I’ve been haunted this week by a tree.
You read that right, I’ve been haunted by a tree.
I drove by it on my way to work and would be bathed in the most glorious early morning light. I drove by it on the way home and it would be silhouetted against a sunset. In the rain it looked like the perfect mournful tree. At night the stars tangled in its branches.
This tree had a kind of wonder-pop power. It needed to be photographed.
I had three problems, however, in photographing my wonder tree; it was on private property behind a newly planted farmer’s field, the field bordered a very busy road, and there were no side walks. I had to drive past the tree and park, and then walk back along the busy road and then find a way to take the photographs without damaging the field and also avoid being hit by a car. As I got out of the car and looked down to the tree I wondered if the light was really the best light (bright and sunny but no sunset) and if the increasing afternoon traffic meant I had better put it off until another day.

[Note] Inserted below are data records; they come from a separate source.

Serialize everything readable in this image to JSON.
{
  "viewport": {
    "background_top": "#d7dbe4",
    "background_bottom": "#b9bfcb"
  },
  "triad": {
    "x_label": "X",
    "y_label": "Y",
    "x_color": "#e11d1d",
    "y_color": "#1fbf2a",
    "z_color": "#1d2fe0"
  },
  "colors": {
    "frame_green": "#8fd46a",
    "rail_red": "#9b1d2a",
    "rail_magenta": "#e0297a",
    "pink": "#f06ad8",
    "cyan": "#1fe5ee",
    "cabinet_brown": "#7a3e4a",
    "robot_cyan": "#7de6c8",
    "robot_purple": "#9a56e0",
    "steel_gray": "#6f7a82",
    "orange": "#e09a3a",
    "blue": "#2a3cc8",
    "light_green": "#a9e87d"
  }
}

Those are the same kind of decisions that I wrestle with in my writing; do I risk, do I play it safe, or do I call it a day and not write at all. There’s always a risk when I try to chase down a new idea, or put together a new character. What if what I write bombs? What if the characters that I think are fascinating, aren’t?
There are only so many hours in the day. There are all ready millions of books crammed with thousands of words wrapped around hundreds of plots. Or variations on a plot. Why should I wrestle and sacrifice to put my own tale down on paper amid a flood of stories all ready available?
The short answer to all of those questions is the same reason that I decided to risk the road, the tricky traffic, and the newly sewn field.
I want to share something that I take great delight in, with you.